CleAR: Robust Context-Guided Generative Lighting Estimation for Mobile Augmented Reality

High-quality environment lighting is the foundation of creating immersive user experiences in mobile augmented reality (AR) applications. However, achieving visually coherent environment lighting estimation for Mobile AR is challenging due to several key limitations associated with AR device sensing capabilities, including limitations in device camera FoV and pixel dynamic ranges. Recent advancements in generative AI, which can generate high-quality images from different types of prompts, including texts and images, present a potential solution for high-quality lighting estimation. Still, to effectively use generative image diffusion models, we must address their key limitations of generation hallucination and slow inference process. To do so, in this work, we design and implement a generative lighting estimation system called CleAR that can produce high-quality and diverse environment maps in the format of 360$^\circ$ images. Specifically, we design a two-step generation pipeline guided by AR environment context data to ensure the results follow physical environment visual context and color appearances. To improve the estimation robustness under different lighting conditions, we design a real-time refinement component to adjust lighting estimation results on AR devices. To train and test our generative models, we curate a large-scale environment lighting estimation dataset with diverse lighting conditions. Through quantitative evaluation and user study, we show that CleAR outperforms state-of-the-art lighting estimation methods on both estimation accuracy and robustness. Moreover, CleAR supports real-time refinement of lighting estimation results, ensuring robust and timely environment lighting updates for AR applications. Our end-to-end generative estimation takes as fast as 3.2 seconds, outperforming state-of-the-art methods by 110x.

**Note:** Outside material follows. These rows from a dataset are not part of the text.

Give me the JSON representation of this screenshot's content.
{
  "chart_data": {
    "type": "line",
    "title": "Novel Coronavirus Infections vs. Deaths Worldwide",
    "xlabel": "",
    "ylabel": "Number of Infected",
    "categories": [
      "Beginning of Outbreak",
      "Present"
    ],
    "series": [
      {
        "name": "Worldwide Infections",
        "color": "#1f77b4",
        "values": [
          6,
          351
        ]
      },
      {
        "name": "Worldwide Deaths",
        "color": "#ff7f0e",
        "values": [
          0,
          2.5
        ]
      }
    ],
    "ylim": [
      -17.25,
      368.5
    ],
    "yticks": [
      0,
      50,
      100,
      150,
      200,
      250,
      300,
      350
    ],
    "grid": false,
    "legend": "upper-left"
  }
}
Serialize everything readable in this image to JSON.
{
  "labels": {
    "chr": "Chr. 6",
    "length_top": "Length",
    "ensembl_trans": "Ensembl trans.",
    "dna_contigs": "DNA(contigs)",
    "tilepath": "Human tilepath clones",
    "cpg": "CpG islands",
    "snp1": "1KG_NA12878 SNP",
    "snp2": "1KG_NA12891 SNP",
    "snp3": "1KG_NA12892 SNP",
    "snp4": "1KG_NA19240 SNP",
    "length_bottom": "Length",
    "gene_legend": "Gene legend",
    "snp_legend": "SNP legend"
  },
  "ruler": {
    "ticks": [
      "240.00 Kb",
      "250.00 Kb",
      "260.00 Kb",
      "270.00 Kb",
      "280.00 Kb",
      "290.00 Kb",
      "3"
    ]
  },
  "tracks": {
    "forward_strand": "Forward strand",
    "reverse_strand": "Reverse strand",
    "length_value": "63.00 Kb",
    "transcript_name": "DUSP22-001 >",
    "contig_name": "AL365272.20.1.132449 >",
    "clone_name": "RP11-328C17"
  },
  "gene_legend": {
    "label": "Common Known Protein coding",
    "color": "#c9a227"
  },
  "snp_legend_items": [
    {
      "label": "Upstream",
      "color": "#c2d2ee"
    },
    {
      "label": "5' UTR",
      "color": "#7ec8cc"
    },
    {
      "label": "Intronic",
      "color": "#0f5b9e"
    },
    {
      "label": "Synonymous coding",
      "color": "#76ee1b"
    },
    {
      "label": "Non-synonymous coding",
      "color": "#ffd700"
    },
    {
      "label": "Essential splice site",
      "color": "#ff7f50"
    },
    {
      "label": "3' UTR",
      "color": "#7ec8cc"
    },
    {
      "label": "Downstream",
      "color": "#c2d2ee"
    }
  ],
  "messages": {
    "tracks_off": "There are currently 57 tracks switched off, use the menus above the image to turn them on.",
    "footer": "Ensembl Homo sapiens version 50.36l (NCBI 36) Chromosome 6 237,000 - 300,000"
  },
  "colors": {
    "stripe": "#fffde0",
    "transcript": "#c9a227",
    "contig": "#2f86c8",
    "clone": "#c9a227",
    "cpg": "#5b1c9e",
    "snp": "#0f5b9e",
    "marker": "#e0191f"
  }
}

翻译：高质量的环境光照是移动增强现实（AR）应用中创造沉浸式用户体验的基础。然而，由于AR设备感知能力的若干关键限制，包括设备相机视场和像素动态范围的局限，为移动AR实现视觉连贯的环境光照估计具有挑战性。生成式人工智能的最新进展，能够根据不同类型的提示（包括文本和图像）生成高质量图像，为高质量光照估计提供了潜在的解决方案。尽管如此，为了有效利用生成式图像扩散模型，我们必须解决其生成幻觉和推理过程缓慢的关键限制。为此，在本工作中，我们设计并实现了一个名为CleAR的生成式光照估计系统，该系统能够以360$^\circ$图像格式生成高质量且多样化的环境贴图。具体而言，我们设计了一个由AR环境上下文数据引导的两步生成流程，以确保结果遵循物理环境的视觉上下文和色彩外观。为了提高不同光照条件下估计的鲁棒性，我们设计了一个实时优化组件，用于在AR设备上调整光照估计结果。为了训练和测试我们的生成模型，我们策划了一个包含多种光照条件的大规模环境光照估计数据集。通过定量评估和用户研究，我们表明CleAR在估计准确性和鲁棒性方面均优于最先进的光照估计方法。此外，CleAR支持光照估计结果的实时优化，确保为AR应用提供鲁棒且及时的环境光照更新。我们的端到端生成式估计最快仅需3.2秒，比最先进方法快110倍。